I’d be gone for two weeks, and instead of returning to my apartment to an overjoyed boyfriend holding a bouquet of lilies, he was holding his Xbox controller…and I still don’t know how I feel about it. Is this a step in the right direction? A step backward? Or is this all just one big game? But hey, don't hate the player, hate the game.

If you live on TikTok or Instagram, you’ve probably seen a video or ten about men and their gaming consoles. Usually, it starts with a woman trying to get her boyfriend’s attention in unconventional ways because he’s that engrossed in the game. And these women entice their guys to stop playing with everything from a shopping spree to butt play, which is so crazy to me. No one should have to beg their boyfriend to pay attention to them, IMO.

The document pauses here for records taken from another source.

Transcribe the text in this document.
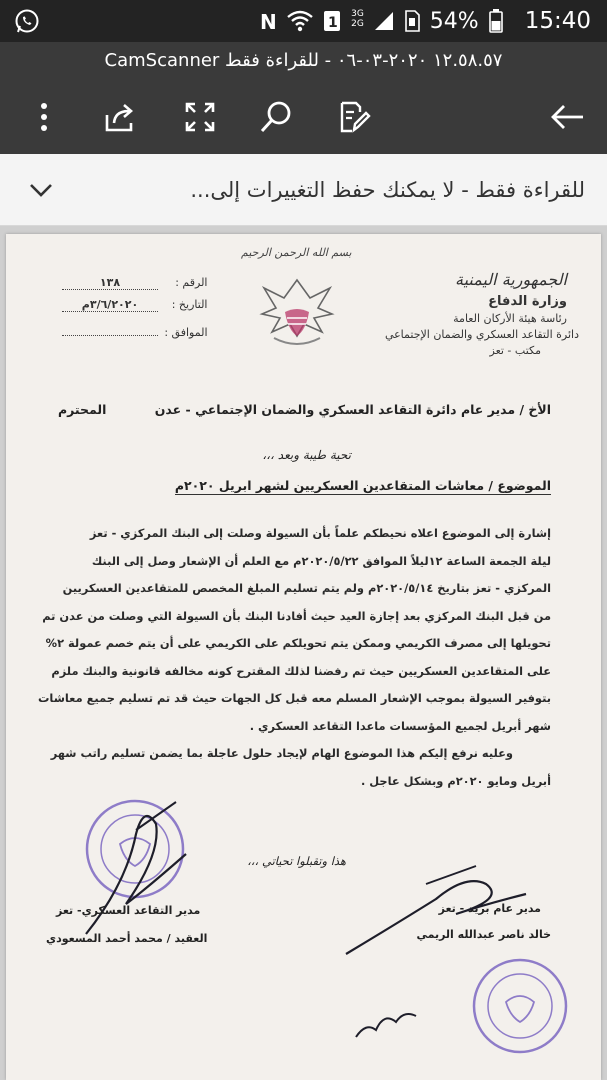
N	1
3G
2G	54% 15:40
CamScanner ١٢.٥٨.٥٧ ٢٠٢٠-٠٣-٠٦ - للقراءة فقط
للقراءة فقط - لا يمكنك حفظ التغييرات إلى...
بسم الله الرحمن الرحيم
الجمهورية اليمنية
وزارة الدفاع
رئاسة هيئة الأركان العامة
دائرة التقاعد العسكري والضمان الإجتماعي
مكتب - تعز
الرقم : ١٣٨
التاريخ : ٣/٦/٢٠٢٠م
الموافق :
الأخ / مدير عام دائرة التقاعد العسكري والضمان الإجتماعي - عدن
المحترم
تحية طيبة وبعد ،،،
الموضوع / معاشات المتقاعدين العسكريين لشهر ابريل ٢٠٢٠م

إشارة إلى الموضوع اعلاه نحيطكم علماً بأن السيولة وصلت إلى البنك المركزي - تعز

ليلة الجمعة الساعة ١٢ليلاً الموافق ٢٠٢٠/٥/٢٢م مع العلم أن الإشعار وصل إلى البنك

المركزي - تعز بتاريخ ٢٠٢٠/٥/١٤م ولم يتم تسليم المبلغ المخصص للمتقاعدين العسكريين

من قبل البنك المركزي بعد إجازة العيد حيث أفادنا البنك بأن السيولة التي وصلت من عدن تم

تحويلها إلى مصرف الكريمي وممكن يتم تحويلكم على الكريمي على أن يتم خصم عمولة ٢%

على المتقاعدين العسكريين حيث تم رفضنا لذلك المقترح كونه مخالفه قانونية والبنك ملزم

بتوفير السيولة بموجب الإشعار المسلم معه قبل كل الجهات حيث قد تم تسليم جميع معاشات

شهر أبريل لجميع المؤسسات ماعدا التقاعد العسكري .

وعليه نرفع إليكم هذا الموضوع الهام لإيجاد حلول عاجلة بما يضمن تسليم راتب شهر

أبريل ومايو ٢٠٢٠م وبشكل عاجل .

هذا وتقبلوا تحياتي ،،،
مدير التقاعد العسكري- تعز
العقيد / محمد أحمد المسعودي
مدير عام بريد - تعز
خالد ناصر عبدالله الريمي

I began dreading sharing his attention. He played for hours that first day—like, I went to brunch with my friend, came back and he was still on the game. He said he was going to cook dinner, and suddenly it was 9 p.m., and no ingredients had even been taken out of the refrigerator. I went to sleep, woke up in the middle of the night, and was stunned to see him (someone who usually goes to bed early) wide awake, on the phone with his friends, still playing the game. It was early days with our new roommate, so despite being horny and hungry, I let it slide.

It wasn’t until the next couple of weeks that I realized how much our dynamic had shifted. Some days, I felt like we didn’t even talk because I would be asleep by the time he finished playing. I found myself irritated that he was prioritizing his game instead of us. But, on the other hand, I also felt relieved to have the space to do all the things he hated while still having him around—watching romantic movies, putting Vick’s all over my body, turning the AC on when it’s 20 degrees Fahrenheit outside. I also liked that he felt comfortable in my home. Basically, things were complicated with me, my boyfriend and the Xbox. How long could we go on like this?

About a month later, my boyfriend asked me how I felt about the Xbox. I told him the truth. That I had mixed feelings—I missed his undivided attention, but I also liked having space to do my own thing during the week since he comes over almost every day.

Well, he heard the second part of my response and ran with it. The Xbox has stayed, and I’m finding myself weirdly content with it. Some days, I still go to bed starving because he chooses to play the game instead of cooking, but at least I can slather Vick’s on my forehead in peace. He also takes his gaming system home when I go out of town/have plans, so I do get a break from my frenemy, but of course, it never lasts long.

So, I’ve come to terms with the fact that me and my boyfriend’s Xbox are in a love-hate relationship. While I’ll probably never understand how he can sit there and play all night like my 21-year-old brother, I’d rather he sticks to playing actual games than playing with me. I guess the saying, “don’t hate the player, hate the game,” is true.